Mining and Production

90% of the world's rubies come from Myanmar and are sold through neighboring Thailand. There and at other mining sites, gem-bearing rock is carefully crushed and sorted mechanically by density. The final sorting is by hand.

Unlike with diamonds, it is normal to treat rubies before cutting and polishing. Various treatments will improve the color, improve the transparency by healing inclusions, or repair fractures. Heating removes unwanted purple and blue tinges and makes the color more uniform. Fractures are filled by coating the ruby with carefully-chosen lead glass powder, which is then heated and melted into the gem. The gem surface becomes uniform, improving its transparency.

Properties and Uses

A ruby is a crystal of corundum, aluminum oxide, containing a small amount of chromium impurity. Other impurities, such as copper, iron, magnesium, or titanium, yield other colors or no color, and the gem is deemed to be a sapphire.

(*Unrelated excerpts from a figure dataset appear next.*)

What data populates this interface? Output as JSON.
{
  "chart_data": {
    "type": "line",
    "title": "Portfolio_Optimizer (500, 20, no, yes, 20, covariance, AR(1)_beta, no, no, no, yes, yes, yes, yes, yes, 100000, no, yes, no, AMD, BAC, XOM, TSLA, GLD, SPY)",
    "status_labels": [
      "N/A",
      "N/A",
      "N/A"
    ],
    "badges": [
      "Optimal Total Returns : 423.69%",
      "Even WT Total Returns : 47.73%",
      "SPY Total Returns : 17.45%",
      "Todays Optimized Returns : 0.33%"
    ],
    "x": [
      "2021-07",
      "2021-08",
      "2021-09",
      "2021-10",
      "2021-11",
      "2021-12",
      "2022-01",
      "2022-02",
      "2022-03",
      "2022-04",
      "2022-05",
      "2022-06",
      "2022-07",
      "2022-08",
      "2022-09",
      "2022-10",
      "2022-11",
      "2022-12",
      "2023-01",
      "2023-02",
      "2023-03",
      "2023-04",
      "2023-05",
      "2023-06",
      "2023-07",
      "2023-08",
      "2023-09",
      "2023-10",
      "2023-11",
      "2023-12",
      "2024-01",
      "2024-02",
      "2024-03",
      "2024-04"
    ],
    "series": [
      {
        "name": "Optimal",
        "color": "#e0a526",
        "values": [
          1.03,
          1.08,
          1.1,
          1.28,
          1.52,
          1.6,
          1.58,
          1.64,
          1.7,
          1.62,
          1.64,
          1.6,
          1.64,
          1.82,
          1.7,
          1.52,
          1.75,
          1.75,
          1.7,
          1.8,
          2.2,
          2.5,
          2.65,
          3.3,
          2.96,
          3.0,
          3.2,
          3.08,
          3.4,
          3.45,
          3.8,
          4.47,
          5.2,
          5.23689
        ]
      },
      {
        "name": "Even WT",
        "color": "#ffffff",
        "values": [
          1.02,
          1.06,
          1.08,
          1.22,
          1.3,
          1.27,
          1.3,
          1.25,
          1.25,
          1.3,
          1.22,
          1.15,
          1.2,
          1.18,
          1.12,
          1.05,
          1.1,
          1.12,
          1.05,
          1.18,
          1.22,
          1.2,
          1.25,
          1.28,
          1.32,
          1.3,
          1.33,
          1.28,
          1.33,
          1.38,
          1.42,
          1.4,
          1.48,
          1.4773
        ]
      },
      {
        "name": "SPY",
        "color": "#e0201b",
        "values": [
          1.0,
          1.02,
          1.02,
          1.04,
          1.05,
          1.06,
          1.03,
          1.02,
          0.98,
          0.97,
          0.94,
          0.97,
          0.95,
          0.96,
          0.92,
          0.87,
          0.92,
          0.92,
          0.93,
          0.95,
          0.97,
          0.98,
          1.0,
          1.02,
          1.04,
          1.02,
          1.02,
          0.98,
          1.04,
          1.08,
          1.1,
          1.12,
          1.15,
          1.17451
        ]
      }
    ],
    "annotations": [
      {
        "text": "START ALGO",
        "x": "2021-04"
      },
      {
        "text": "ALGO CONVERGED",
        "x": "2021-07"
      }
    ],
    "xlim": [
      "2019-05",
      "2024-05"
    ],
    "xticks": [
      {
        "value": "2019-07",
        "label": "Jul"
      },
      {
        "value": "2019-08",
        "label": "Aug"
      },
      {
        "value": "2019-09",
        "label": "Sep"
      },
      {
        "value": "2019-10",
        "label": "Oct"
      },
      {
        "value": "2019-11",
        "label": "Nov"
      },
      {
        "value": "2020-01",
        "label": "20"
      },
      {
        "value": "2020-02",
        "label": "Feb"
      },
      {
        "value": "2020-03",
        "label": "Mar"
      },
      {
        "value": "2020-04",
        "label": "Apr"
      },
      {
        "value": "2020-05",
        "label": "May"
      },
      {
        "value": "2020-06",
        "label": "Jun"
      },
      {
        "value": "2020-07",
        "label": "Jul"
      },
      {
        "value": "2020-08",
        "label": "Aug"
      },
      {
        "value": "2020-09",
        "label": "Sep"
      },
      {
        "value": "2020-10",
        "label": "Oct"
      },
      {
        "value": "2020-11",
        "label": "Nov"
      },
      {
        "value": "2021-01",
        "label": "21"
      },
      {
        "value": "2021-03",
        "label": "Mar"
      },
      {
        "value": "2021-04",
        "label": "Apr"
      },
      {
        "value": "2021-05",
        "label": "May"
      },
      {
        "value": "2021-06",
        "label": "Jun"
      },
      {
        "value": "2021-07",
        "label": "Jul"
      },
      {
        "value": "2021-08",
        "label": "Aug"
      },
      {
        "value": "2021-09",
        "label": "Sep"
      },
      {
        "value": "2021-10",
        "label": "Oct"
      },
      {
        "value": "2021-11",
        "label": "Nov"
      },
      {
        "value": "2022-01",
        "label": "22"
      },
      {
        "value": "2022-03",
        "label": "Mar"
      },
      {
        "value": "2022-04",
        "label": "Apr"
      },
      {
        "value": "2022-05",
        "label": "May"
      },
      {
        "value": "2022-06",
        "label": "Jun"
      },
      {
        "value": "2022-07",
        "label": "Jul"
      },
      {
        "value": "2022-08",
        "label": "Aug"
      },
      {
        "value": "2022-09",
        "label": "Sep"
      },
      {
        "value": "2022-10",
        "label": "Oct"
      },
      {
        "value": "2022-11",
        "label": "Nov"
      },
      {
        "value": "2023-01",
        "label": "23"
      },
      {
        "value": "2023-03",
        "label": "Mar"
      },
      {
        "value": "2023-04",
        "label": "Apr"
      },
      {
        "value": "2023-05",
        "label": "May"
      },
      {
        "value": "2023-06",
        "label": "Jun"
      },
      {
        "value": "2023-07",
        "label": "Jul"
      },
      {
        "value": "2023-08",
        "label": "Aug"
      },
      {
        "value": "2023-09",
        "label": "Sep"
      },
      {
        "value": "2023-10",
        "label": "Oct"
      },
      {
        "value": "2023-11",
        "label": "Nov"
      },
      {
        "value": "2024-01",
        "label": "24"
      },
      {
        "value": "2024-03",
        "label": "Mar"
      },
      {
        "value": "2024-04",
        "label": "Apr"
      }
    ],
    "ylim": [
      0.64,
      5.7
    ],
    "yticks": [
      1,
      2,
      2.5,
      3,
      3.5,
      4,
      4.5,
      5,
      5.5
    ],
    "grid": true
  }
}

Precious gems are graded according to the 4 Cs: cut, clarity, color, and carat. The finest ruby will be a vivid dark red. In fact, the red of a ruby is more vivid than might be expected. The color of a gem is normally caused by what light it absorbs. Ruby corundum absorbs yellow and green light, leaving the red. However, in addition, the absorbed light is re-radiated as a red luminescence. As a result, the light reflected from the gem is not much dimmer than the light that fell on it, unlike most gemstones.

star ruby, A. Jonathan BuhalisAll rubies feature needle-like rutile inclusions (called "silk") that reduce the transparency. Heating will reduce or eliminate these, but their absence may indicate a synthetic gem. In occasional gems, the silk reflects an interesting pattern at certain angles, such as a star (right) or a cat's eye. In these cases, the gem may be more valuable than if it is transparent.

Corundum is hardness 9 on the Moh scale. Only diamond (at 10) is harder. Consequently, a ruby is unlikely to pick up scratches that diminish its clarity. Occasional rubies are used as bearings or as the tips of instrumental probes.

Original Maiman ruby laser, A. Jonathan BuhalisThe first laser used a synthetic ruby crystal. In 1960, Theodore Maiman at Hughes Research Laboratories used a light-pumping apparatus to amplify the red light emitted by the ruby.

The primary use of rubies is, of course, in jewelry.